Manche Inselbewohner sehen die Rückkehr der Soldaten kritisch. Der Projektmanager Niclas Bylund, der vor seinem Büro unweit der Stadtmauer von Visby steht, kann der Aufrüstung aber auch viel Positives abgewinnen. Er hofft vor allem auf eine "lebendigere" Insel außerhalb der Touristensaison: Mit den Soldaten und ihren Familien kämen auch mehr Leute auf die Insel, "die in den Geschäften ihr Geld ausgeben".
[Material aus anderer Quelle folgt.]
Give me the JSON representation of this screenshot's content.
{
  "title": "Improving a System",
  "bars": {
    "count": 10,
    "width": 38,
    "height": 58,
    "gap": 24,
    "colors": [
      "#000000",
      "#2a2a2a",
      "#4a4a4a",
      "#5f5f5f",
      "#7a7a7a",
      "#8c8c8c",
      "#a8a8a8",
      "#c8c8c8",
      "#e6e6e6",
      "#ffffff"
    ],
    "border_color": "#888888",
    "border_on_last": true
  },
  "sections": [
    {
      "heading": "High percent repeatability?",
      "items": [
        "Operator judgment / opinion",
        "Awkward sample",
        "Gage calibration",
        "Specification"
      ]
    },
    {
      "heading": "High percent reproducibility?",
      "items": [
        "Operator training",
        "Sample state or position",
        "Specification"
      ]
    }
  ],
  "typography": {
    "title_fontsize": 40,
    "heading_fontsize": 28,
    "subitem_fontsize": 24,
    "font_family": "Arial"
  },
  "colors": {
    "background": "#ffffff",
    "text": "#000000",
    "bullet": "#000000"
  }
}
Gotland ist die größte Insel Schwedens und die zweitgrößte in der Ostsee. Sie ist fast 3000 Quadratkilometer groß und mit gerade einmal 57.000 Einwohnern sehr dünn besiedelt. Gotland, auch "Perle der Ostsee genannt", ist bei schwedischen wie ausländischen Urlaubern ein beliebtes Reiseziel. Die Landschaft mit ihren Rauken (Kalksteinsäulen) und langen Stränden sowie die mittelalterliche Inselhauptstadt Visby locken jedes Jahr Hunderttausende von Besuchern an. Besonders attraktiv ist die Insel auch für Fahrradtouristen. (AFP, Tsp)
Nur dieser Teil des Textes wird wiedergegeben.